È stata pubblicata un’interessante pronuncia della Cassazione in materia di orario di lavoro. La decisione è stata assunta alla luce dell’interpretazione della Suprema Corte di uno dei quesiti posti. I ricorrenti sono dipendenti di una s.p.a. che si occupa di interventi di manutenzione di macchinari per aziende e studi; essi utilizzano sempre l’automezzo aziendale per raggiungere (ad inizio giornata) il luogo in cui effetuare il primo intervento e successivamente, a fine giornata, riportano il veicolo nella sede aziendale.
La questione sollevata dai ricorrenti riguarda la mancata corresponsione della retribuzione del tempo impiegato per raggiungere, a bordo del mezzo aziendale, il primo cliente ed il tempo necessario a coprire la distanza tra il luogo dell’ultimo intervento e l’azienda stessa. I ricorrenti hanno impugnato l’accordo sindacale aziendale che non riconosce questa parte di retribuzione, se non nella misura in cui ecceda eventualmente i 30 minuti al giorno, calcolati su uno standard di 15 minuti a tratta, tra andata e ritorno.

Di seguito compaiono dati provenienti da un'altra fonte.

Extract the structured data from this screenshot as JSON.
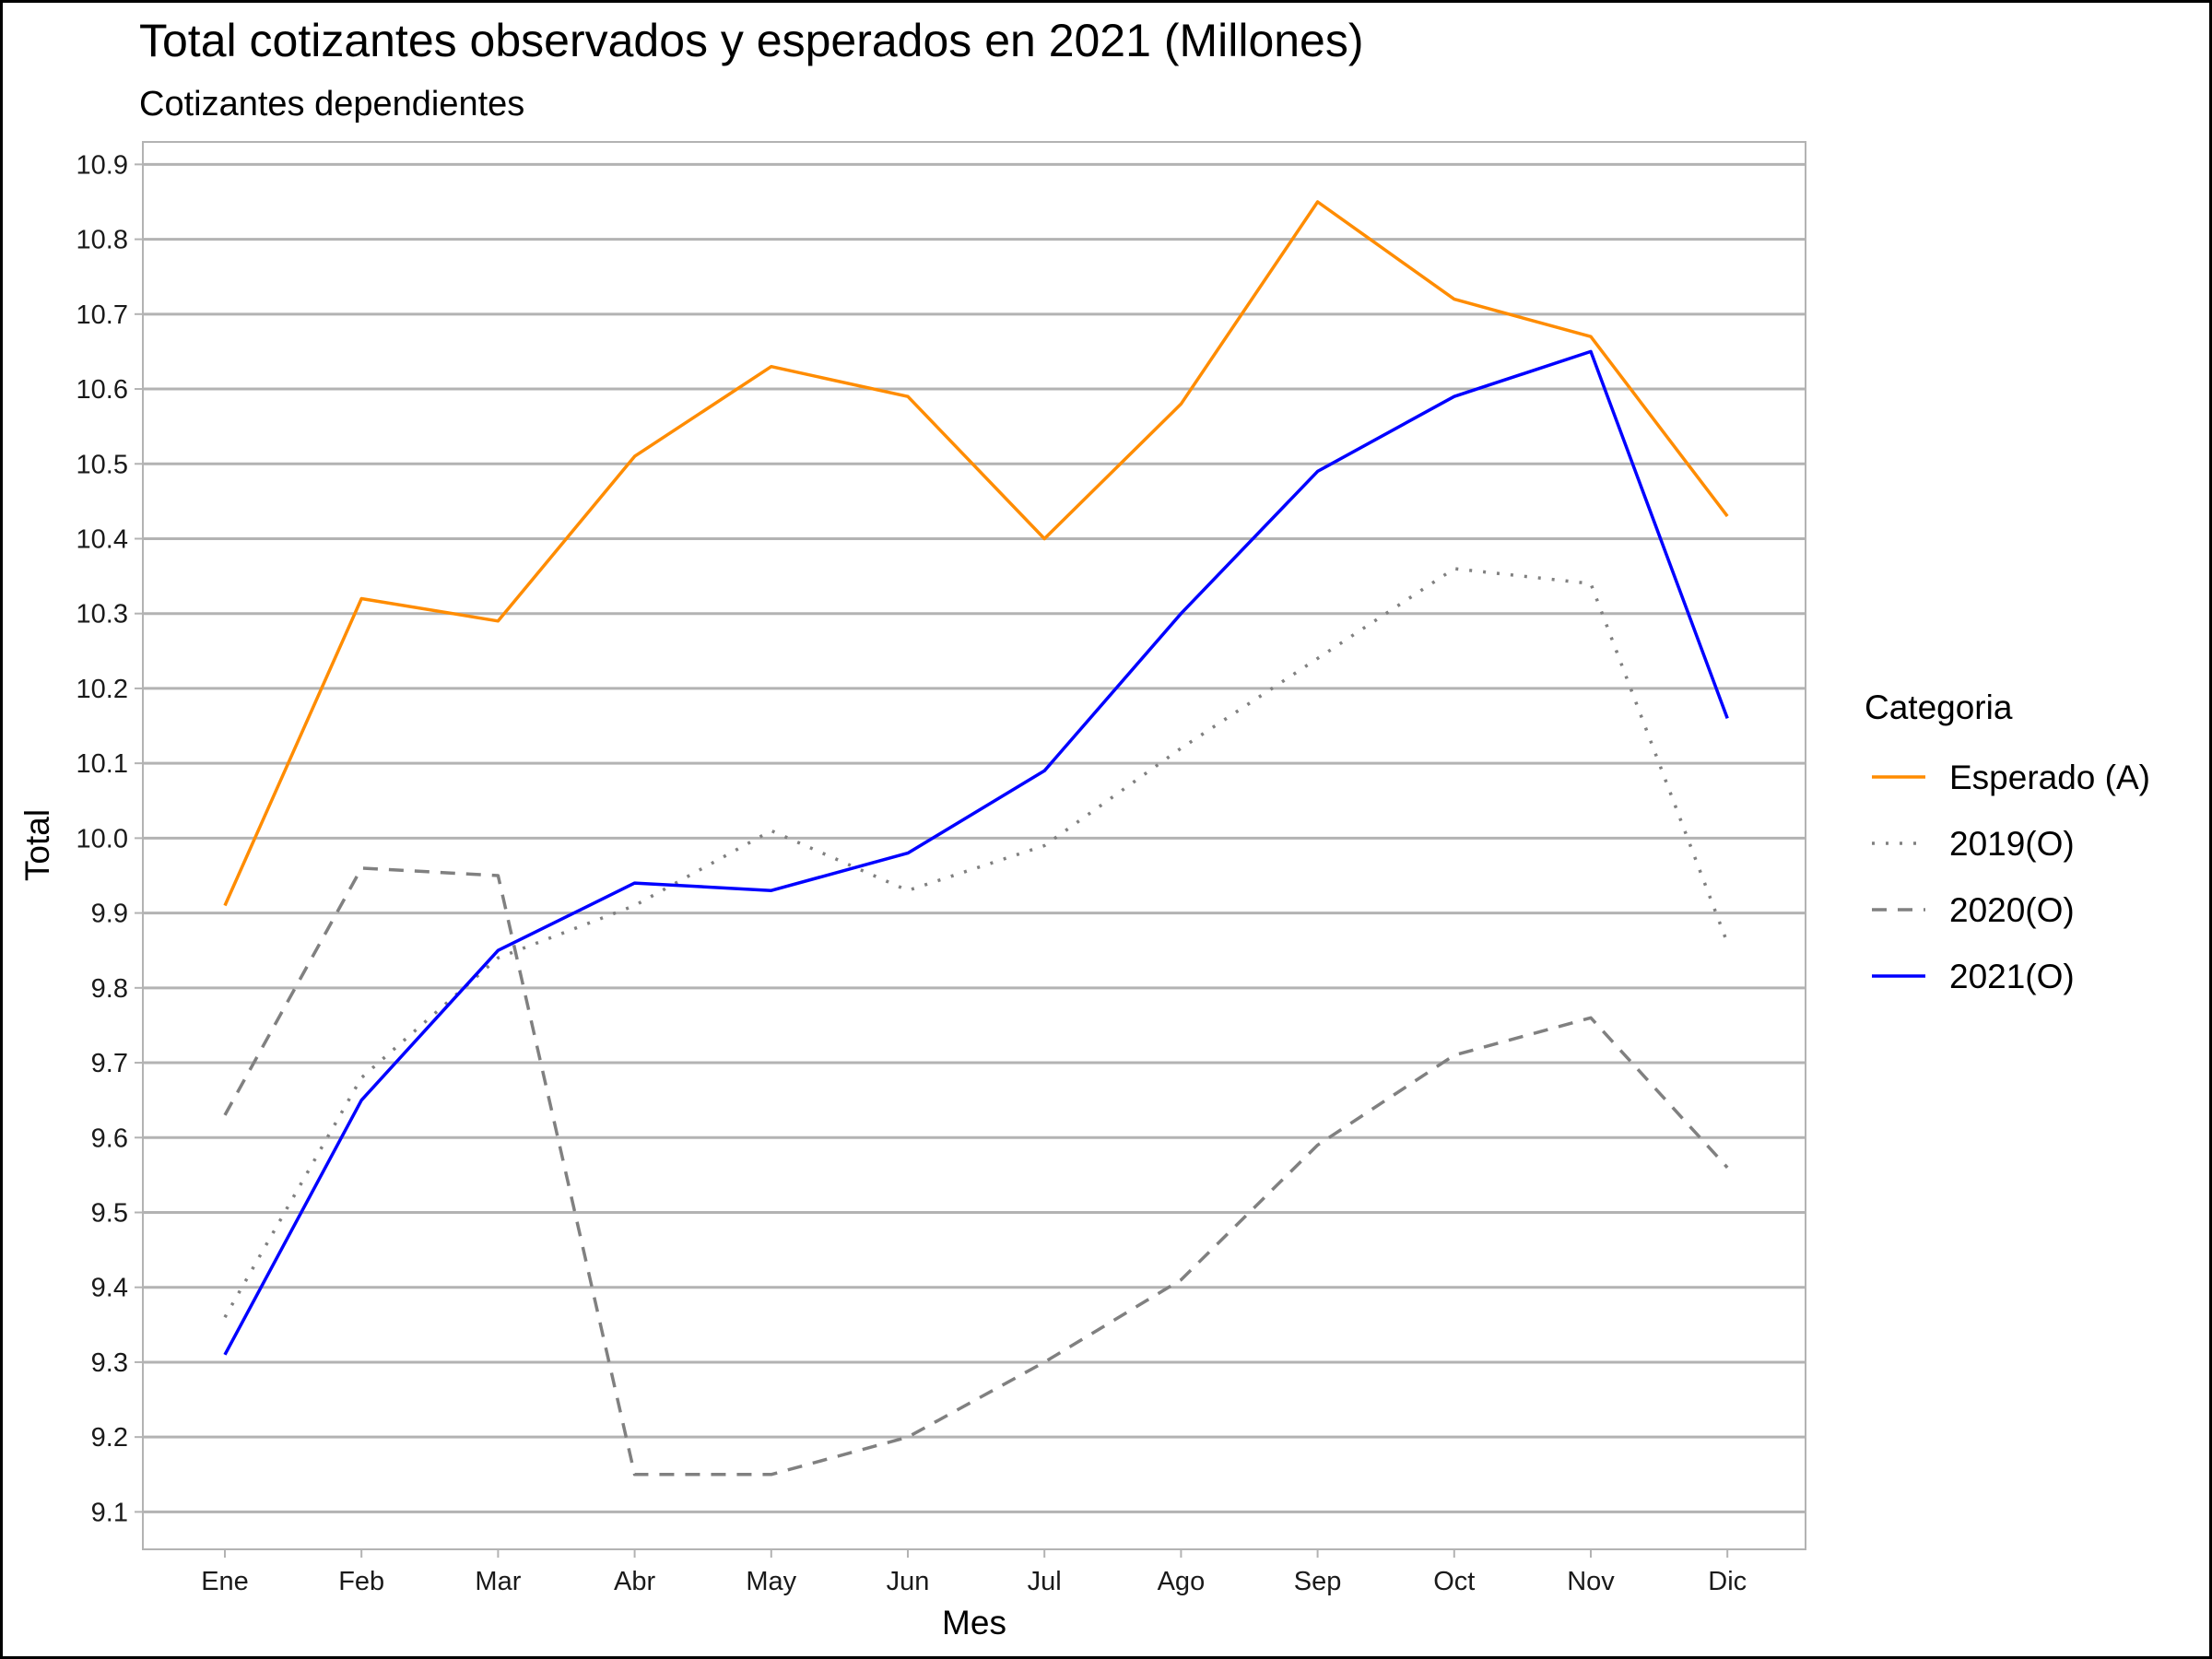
{
  "chart_data": {
    "type": "line",
    "title": "Total cotizantes observados y esperados en 2021 (Millones)",
    "subtitle": "Cotizantes dependientes",
    "xlabel": "Mes",
    "ylabel": "Total",
    "categories": [
      "Ene",
      "Feb",
      "Mar",
      "Abr",
      "May",
      "Jun",
      "Jul",
      "Ago",
      "Sep",
      "Oct",
      "Nov",
      "Dic"
    ],
    "ylim": [
      9.05,
      10.93
    ],
    "yticks": [
      "9.1",
      "9.2",
      "9.3",
      "9.4",
      "9.5",
      "9.6",
      "9.7",
      "9.8",
      "9.9",
      "10.0",
      "10.1",
      "10.2",
      "10.3",
      "10.4",
      "10.5",
      "10.6",
      "10.7",
      "10.8",
      "10.9"
    ],
    "grid": "horizontal",
    "legend": {
      "title": "Categoria",
      "position": "right"
    },
    "series": [
      {
        "name": "Esperado (A)",
        "color": "#ff8c00",
        "dash": "solid",
        "values": [
          9.91,
          10.32,
          10.29,
          10.51,
          10.63,
          10.59,
          10.4,
          10.58,
          10.85,
          10.72,
          10.67,
          10.43
        ]
      },
      {
        "name": "2019(O)",
        "color": "#808080",
        "dash": "dotted",
        "values": [
          9.36,
          9.68,
          9.84,
          9.91,
          10.01,
          9.93,
          9.99,
          10.12,
          10.24,
          10.36,
          10.34,
          9.86
        ]
      },
      {
        "name": "2020(O)",
        "color": "#808080",
        "dash": "dashed",
        "values": [
          9.63,
          9.96,
          9.95,
          9.15,
          9.15,
          9.2,
          9.3,
          9.41,
          9.59,
          9.71,
          9.76,
          9.56
        ]
      },
      {
        "name": "2021(O)",
        "color": "#0000ff",
        "dash": "solid",
        "values": [
          9.31,
          9.65,
          9.85,
          9.94,
          9.93,
          9.98,
          10.09,
          10.3,
          10.49,
          10.59,
          10.65,
          10.16
        ]
      }
    ]
  }
}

Hanno chiesto che venisse dichiarata nulla la clausola dell’accordo sindacale perchè, ai sensi della normativa applicabile, deve essere retribuito ogni momento in cui il lavoratore è a disposizione del datore di lavoro nello svolgimento delle sue mansioni, incluso il tempo dello spostamento necessario. Hanno chiesto inoltre, eventualmente anche tramite una consulenza tecnica d’uffico di natura contabile, che fosse riconosciuto in loro favore il diritto ad essere retribuiti per 30 minuti al giorno in più rispetto a quanto già percerpito, con condanna del datore di lavoro al pagamento del relativo importo.
La vicenda, che pure vedeva le richieste dei ricorrenti parzialmente accolte sia in primo grado che in appello, giungeva però innanzi alla Suprema Corte perchè, sia il Tribunale che la Corte d’Appello accoglievano sì le domande volte a riconoscere la parziale nullità dell’accordo impugnato, ed il diritto ad una retribuzione del tempo necessario a raggiungere il primo cliente e quello per far ritorno in azienda, ma rigettavano poi la richiesta di condanna del datore di lavoro al pagamento dei relativi importi, per l’asserita mancanza di allegazione e di prove in relazione al tempo effettivamente rivendicato dai lavoratori.
La Cassazione, con una sentenza che, a parere di chi scrive, è destinata a fare da battistrada sull’argomento, completa il ragionamento già iniziato dalle Corti territoriali, esprimendosi come segue.
Se la clausola impugnata dai ricorrenti è nulla, e da ciò logicamente e giuridicamente consegue che il tempo impiegato dai lavoratori per raggiungere il domicilio del primo cliente, insieme a quello speso per far ritorno in azienda dalla sede del’ultimo cliente sono da retribuire – in ossequio al principio della corrispettività delle prestazioni in materia giuslavoristica (alla quantità e qualità del lavoro corrisponde sempre una retribuzione proporzionata e sufficiente) – a maggior ragione, seguendo il ragionamento della Corte, il Tribunale di prime cure avrebbe dovuto accertare (anche disponendo una consulenza tecnica d’ufficio, ovvero una perizia giurata redatta da un esperto nominato dal giudice) il quantum spettante ai lavoratori, anche avvalendosi del sistema di geolocalizzazione del veicolo aziendale.
Di conseguenza la Cassazione ha accolto totalmente le richieste dei ricorrenti, rinviando alla Corte d’Appello per la quantificazione del dovuto ai lavoratori.
Si tratta di un importante riconoscimento dei diritti dei lavoratori (troppo spesso non pienamente riconosciuti nel nostro Paese), che la Cassazione ha ritenuto meritevoli di accoglimento e di esatta e puntuale valutazione.